I wanted to like this book rather more than I did. There's something oddly pedestrian about the writing, though it has the colloquial flow that I associate with Scandinavian prose in translation. Perhaps it's too casual and colloquial, and that's why it seems stilted. It probably doesn't help that the text has been translated twice, to French and then to English: but there is clumsiness that could easily be mended:
Holding forth on this or that, he'd gesticulate wildly, cracking his knuckles, waving his arms or craning his neck as he held forth on this or that. (my emphasis)

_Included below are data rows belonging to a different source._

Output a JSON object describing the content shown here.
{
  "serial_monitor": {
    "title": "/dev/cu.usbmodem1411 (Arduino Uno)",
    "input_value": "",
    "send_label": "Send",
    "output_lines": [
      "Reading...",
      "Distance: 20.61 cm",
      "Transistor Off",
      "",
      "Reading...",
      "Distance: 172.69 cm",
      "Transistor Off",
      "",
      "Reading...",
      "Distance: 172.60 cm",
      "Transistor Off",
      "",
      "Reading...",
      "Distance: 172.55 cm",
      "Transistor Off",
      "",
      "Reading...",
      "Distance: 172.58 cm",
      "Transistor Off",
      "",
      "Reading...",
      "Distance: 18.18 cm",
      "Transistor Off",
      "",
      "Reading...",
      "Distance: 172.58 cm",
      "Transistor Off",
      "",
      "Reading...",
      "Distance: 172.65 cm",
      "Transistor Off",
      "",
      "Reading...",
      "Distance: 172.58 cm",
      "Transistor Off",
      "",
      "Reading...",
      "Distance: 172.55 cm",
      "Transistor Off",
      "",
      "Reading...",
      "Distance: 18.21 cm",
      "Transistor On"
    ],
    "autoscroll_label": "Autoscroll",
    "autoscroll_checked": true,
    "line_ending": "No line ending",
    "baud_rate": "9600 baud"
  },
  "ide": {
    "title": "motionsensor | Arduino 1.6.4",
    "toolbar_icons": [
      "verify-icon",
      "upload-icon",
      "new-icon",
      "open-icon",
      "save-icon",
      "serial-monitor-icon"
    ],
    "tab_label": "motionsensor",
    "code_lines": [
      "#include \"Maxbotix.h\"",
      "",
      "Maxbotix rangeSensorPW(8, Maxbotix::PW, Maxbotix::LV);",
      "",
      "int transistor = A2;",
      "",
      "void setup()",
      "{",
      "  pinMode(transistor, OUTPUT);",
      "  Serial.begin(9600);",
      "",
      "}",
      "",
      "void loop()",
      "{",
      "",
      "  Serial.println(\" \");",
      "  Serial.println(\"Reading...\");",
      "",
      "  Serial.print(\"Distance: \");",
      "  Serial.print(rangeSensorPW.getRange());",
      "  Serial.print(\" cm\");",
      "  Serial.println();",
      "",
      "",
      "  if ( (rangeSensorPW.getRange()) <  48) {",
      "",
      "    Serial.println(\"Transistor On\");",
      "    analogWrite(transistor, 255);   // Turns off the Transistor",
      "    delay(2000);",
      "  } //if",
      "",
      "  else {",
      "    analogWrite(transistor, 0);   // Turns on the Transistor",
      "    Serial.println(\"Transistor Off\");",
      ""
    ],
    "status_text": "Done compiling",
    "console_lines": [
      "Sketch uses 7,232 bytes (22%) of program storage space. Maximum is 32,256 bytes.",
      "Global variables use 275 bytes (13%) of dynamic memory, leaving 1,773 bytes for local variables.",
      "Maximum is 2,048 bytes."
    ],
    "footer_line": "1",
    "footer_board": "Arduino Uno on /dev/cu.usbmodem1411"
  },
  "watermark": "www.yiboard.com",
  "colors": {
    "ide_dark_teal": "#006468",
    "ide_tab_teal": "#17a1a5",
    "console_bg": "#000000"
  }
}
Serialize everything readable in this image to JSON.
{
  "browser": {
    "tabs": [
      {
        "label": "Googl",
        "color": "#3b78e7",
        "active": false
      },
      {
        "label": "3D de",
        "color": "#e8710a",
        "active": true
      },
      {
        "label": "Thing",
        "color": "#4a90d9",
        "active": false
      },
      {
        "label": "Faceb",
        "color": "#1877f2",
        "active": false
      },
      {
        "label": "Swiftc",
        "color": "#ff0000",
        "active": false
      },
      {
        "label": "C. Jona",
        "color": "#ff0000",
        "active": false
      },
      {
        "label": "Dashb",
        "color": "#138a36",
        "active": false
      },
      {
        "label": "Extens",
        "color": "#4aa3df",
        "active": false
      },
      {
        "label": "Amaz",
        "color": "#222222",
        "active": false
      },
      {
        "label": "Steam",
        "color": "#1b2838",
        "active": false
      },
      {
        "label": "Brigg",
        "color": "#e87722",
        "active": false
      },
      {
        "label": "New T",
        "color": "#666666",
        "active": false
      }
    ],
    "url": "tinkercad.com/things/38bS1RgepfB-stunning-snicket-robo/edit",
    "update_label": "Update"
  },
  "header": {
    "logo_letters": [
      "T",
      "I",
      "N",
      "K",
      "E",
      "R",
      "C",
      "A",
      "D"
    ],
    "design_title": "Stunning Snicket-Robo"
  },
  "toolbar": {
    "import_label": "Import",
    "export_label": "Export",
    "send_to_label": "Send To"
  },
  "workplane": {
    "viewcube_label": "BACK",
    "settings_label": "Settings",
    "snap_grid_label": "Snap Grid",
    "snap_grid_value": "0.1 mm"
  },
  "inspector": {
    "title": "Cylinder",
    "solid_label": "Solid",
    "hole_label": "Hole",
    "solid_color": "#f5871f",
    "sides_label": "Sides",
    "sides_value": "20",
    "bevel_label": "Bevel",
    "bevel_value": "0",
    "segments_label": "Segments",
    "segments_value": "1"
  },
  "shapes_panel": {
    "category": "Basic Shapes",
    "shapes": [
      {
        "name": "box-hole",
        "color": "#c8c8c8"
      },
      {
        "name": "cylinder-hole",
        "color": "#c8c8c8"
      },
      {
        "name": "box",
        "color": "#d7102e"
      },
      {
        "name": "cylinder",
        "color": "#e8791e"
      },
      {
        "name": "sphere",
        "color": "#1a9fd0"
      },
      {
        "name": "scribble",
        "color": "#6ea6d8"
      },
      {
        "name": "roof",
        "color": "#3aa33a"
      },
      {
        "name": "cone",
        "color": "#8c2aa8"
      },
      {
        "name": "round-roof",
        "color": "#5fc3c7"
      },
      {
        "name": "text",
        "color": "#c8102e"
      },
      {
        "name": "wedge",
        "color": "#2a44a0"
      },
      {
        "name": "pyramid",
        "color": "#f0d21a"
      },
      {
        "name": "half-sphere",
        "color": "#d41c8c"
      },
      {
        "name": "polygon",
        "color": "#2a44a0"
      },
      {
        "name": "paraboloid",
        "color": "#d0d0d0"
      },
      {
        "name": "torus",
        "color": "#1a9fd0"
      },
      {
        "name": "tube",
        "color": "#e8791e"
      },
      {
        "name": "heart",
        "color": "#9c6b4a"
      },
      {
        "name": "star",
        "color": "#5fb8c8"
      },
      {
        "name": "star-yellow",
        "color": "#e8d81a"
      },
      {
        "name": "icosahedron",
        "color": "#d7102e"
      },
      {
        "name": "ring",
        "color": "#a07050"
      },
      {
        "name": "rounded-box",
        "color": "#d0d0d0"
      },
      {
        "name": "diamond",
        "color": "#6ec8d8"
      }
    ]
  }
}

  1. Two translations are probably enough to kill most books, but to be frank, having read few Paasilinna's books, it isn't really high literature to start with...

  2. Anonymous10:25 am

    I personally found the writing beautiful. I found it spare, but very precise, very pure like nature itself (sorry, I'm getting a bit twee here!). I had noticed the passage you've highlighted above, but I read it as being quite intentional, and I liked it. But yes, it's true, the original work has come to English via two translations, and I suppose there were moments when I wondered a little. But I suppose appreciation of writing syle is a rather subjective area regardless. I believe there is another book by Paasilinna which has been recently translated from Finnish directly into English - it will be interesting to compare.

    (Posted by Anonymous Anne Marie, who does not have an account anywhere.)